Maker: Bill Berg, The Dulcimer King

The Brown County luthier has strung together a terrific career building traditional instruments.
Some of Bill Berg’s traditional mountain instruments may look like the sort of thing played alongside a whiskey jug in a holler, but they’ve landed in the hands of rock’s biggest stars. “R.E.M. bought a specialized instrument from me that had a sitar-like sound,” Berg says. Turning out dulcimers, harps, and psalteries since the 1970s, the 68-year-old craftsman has also supplied many recording studios.

Berg began studying under a violin-maker after graduating from high school. Later, he peddled his handmade instruments at craft fairs and music festivals. “I sold to a lot of young women who wanted to be like Joni Mitchell,” he says. “Now, I sell to older ladies, and Joni Mitchell would be in that ‘older lady’ category.”

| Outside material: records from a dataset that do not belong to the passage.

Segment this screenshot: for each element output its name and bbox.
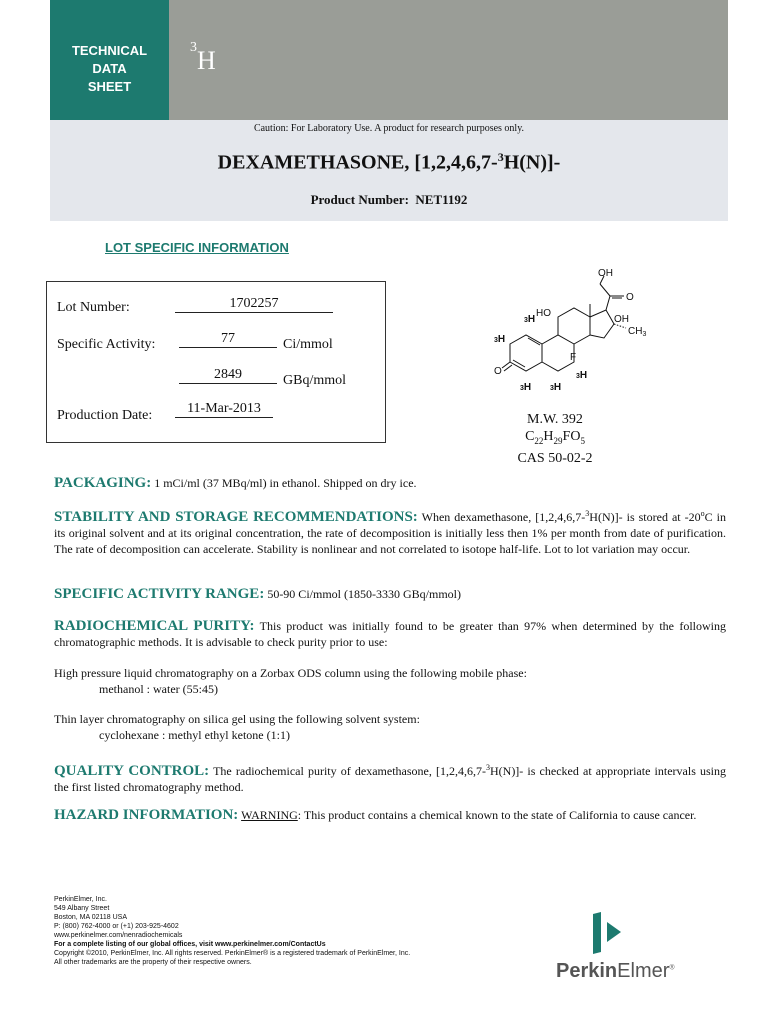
stability-section xyxy=(54,506,726,557)
qc-text-2: H(N)]- is checked at appropriate intervals using the first listed chromatography method. xyxy=(54,764,726,794)
logo-reg: ® xyxy=(669,964,675,972)
specific-activity-ci: 77 xyxy=(179,331,277,348)
stability-text-1: When dexamethasone, [1,2,4,6,7- xyxy=(421,510,586,524)
title-prefix: DEXAMETHASONE, [1,2,4,6,7- xyxy=(217,151,498,174)
tds-line-3: SHEET xyxy=(87,79,132,94)
footer-copyright: Copyright ©2010, PerkinElmer, Inc. All rights reserved. PerkinElmer® is a registered trademark of PerkinElmer, Inc. xyxy=(54,950,411,957)
radio-heading: RADIOCHEMICAL PURITY: xyxy=(54,618,255,634)
quality-control-section xyxy=(54,760,726,795)
label-3h-b xyxy=(494,334,505,345)
title-sup: 3 xyxy=(497,150,504,164)
isotope-mass: 3 xyxy=(190,40,197,55)
qc-heading: QUALITY CONTROL: xyxy=(54,763,210,779)
title-suffix: H(N)]- xyxy=(503,151,561,174)
logo-part2: Elmer xyxy=(617,960,670,982)
packaging-text: 1 mCi/ml (37 MBq/ml) in ethanol. Shipped on dry ice. xyxy=(154,476,417,490)
label-o-left: O xyxy=(494,366,502,377)
isotope-symbol: H xyxy=(197,46,216,75)
production-date-value: 11-Mar-2013 xyxy=(175,401,273,418)
formula-c-sub: 22 xyxy=(534,435,544,446)
molecular-weight: M.W. 392 xyxy=(527,412,583,427)
production-date-label: Production Date: xyxy=(57,408,153,423)
footer-line-street: 549 Albany Street xyxy=(54,905,110,912)
technical-data-sheet-badge xyxy=(50,0,169,120)
label-ho: HO xyxy=(536,308,551,319)
label-3h-a xyxy=(524,314,535,325)
packaging-heading: PACKAGING: xyxy=(54,475,152,491)
footer-line-web[interactable]: www.perkinelmer.com/nenradiochemicals xyxy=(54,932,183,939)
footer-trademarks: All other trademarks are the property of their respective owners. xyxy=(54,959,252,966)
h3-e-symbol: H xyxy=(579,370,588,381)
lot-number-value: 1702257 xyxy=(175,296,333,313)
label-o-ketone: O xyxy=(626,292,634,303)
specific-activity-gbq: 2849 xyxy=(179,367,277,384)
hazard-warning: WARNING xyxy=(241,808,298,822)
label-oh-right: OH xyxy=(614,314,629,325)
hazard-section xyxy=(54,807,726,823)
h3-a-symbol: H xyxy=(527,314,536,325)
product-number-line xyxy=(50,192,728,208)
lot-info-heading: LOT SPECIFIC INFORMATION xyxy=(105,240,289,255)
tlc-method xyxy=(54,711,726,743)
product-number: NET1192 xyxy=(415,192,468,207)
logo-part1: Perkin xyxy=(556,960,618,982)
h3-c-symbol: H xyxy=(523,382,532,393)
product-title xyxy=(50,150,728,175)
hplc-phase: methanol : water (55:45) xyxy=(99,682,218,696)
formula-rest: FO xyxy=(562,429,581,444)
hplc-method xyxy=(54,665,726,697)
label-f: F xyxy=(570,352,577,363)
stability-text-2: H(N)]- is stored at -20 xyxy=(589,510,701,524)
formula-c: C xyxy=(525,429,535,444)
h3-b-symbol: H xyxy=(497,334,506,345)
footer-address xyxy=(54,895,410,967)
label-ch3-sub: 3 xyxy=(642,331,647,338)
isotope-label xyxy=(190,40,216,76)
cas-number: CAS 50-02-2 xyxy=(517,450,593,466)
packaging-section xyxy=(54,475,726,491)
label-3h-c xyxy=(520,382,531,393)
h3-b-mass: 3 xyxy=(494,337,498,344)
label-3h-d xyxy=(550,382,561,393)
footer-contact-line[interactable]: For a complete listing of our global offices, visit www.perkinelmer.com/ContactUs xyxy=(54,941,326,948)
molecular-formula xyxy=(500,428,610,450)
specific-activity-range-section xyxy=(54,586,726,602)
footer-line-phone: P: (800) 762-4000 or (+1) 203-925-4602 xyxy=(54,923,179,930)
stability-text-3: C in its original solvent and at its original concentration, the rate of decomposition is initially less then 1% per month from date of purification. The rate of decomposition can accelerate. Stability is nonlinear and not correlated to isotope half-life. Lot to lot variation may occur. xyxy=(54,510,727,556)
qc-text-1: The radiochemical purity of dexamethasone, [1,2,4,6,7- xyxy=(213,764,486,778)
sa-range-heading: SPECIFIC ACTIVITY RANGE: xyxy=(54,586,265,602)
dexamethasone-structure xyxy=(488,262,668,412)
stability-heading: STABILITY AND STORAGE RECOMMENDATIONS: xyxy=(54,509,418,525)
stability-deg: o xyxy=(700,509,705,518)
formula-h: H xyxy=(543,429,554,444)
stability-sup: 3 xyxy=(585,509,590,518)
hazard-heading: HAZARD INFORMATION: xyxy=(54,807,239,823)
radio-text: This product was initially found to be greater than 97% when determined by the following chromatographic methods. It is advisable to check purity prior to use: xyxy=(54,619,726,649)
sa-range-text: 50-90 Ci/mmol (1850-3330 GBq/mmol) xyxy=(267,587,461,601)
hazard-text: : This product contains a chemical known to the state of California to cause cancer. xyxy=(297,808,697,822)
label-oh-top: OH xyxy=(598,268,613,279)
title-band xyxy=(50,120,728,221)
label-3h-e xyxy=(576,370,587,381)
product-number-label: Product Number: xyxy=(310,192,409,207)
radiochemical-purity-section xyxy=(54,618,726,650)
formula-o-sub: 5 xyxy=(580,435,585,446)
hplc-text: High pressure liquid chromatography on a Zorbax ODS column using the following mobile phase: xyxy=(54,666,527,680)
caution-text: Caution: For Laboratory Use. A product for research purposes only. xyxy=(253,123,525,134)
ci-unit: Ci/mmol xyxy=(283,337,333,352)
h3-d-symbol: H xyxy=(553,382,562,393)
gbq-unit: GBq/mmol xyxy=(283,373,347,388)
h3-c-mass: 3 xyxy=(520,385,524,392)
specific-activity-label: Specific Activity: xyxy=(57,337,156,352)
h3-d-mass: 3 xyxy=(550,385,554,392)
tds-line-2: DATA xyxy=(92,61,127,76)
lot-number-label: Lot Number: xyxy=(57,300,130,315)
label-ch3-main: CH xyxy=(628,326,643,337)
footer-line-company: PerkinElmer, Inc. xyxy=(54,896,107,903)
label-ch3 xyxy=(628,326,646,338)
h3-a-mass: 3 xyxy=(524,317,528,324)
tlc-phase: cyclohexane : methyl ethyl ketone (1:1) xyxy=(99,728,290,742)
footer-line-city: Boston, MA 02118 USA xyxy=(54,914,128,921)
tlc-text: Thin layer chromatography on silica gel using the following solvent system: xyxy=(54,712,420,726)
h3-e-mass: 3 xyxy=(576,373,580,380)
molecule-info xyxy=(500,411,610,467)
formula-h-sub: 29 xyxy=(553,435,563,446)
qc-sup: 3 xyxy=(485,763,490,772)
perkinelmer-logo-text xyxy=(556,960,675,983)
tds-line-1: TECHNICAL xyxy=(71,43,148,58)
lot-info-box xyxy=(46,281,386,443)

Perhaps Berg’s most popular instrument is the dulcimer. For hourglass dulcimers, he soaks wood slices, bends them around piping, and torch-heats. Hammered dulcimers include much thicker pieces. “There’s a great amount of tension on those,” Berg notes. That tension comes from piano wire strings—66 of them on larger models. Placing the bridges perfectly is key. “If the bridges are off by an eighth of an inch, you’ll play the wrong notes from one side to the other,” he says. To anyone who would disparage the dulcimer as primitive, Berg points to the complex arrangement of strings and painstaking craftsmanship required to make the hammered variety. “It’s really like playing a little piano,” he says.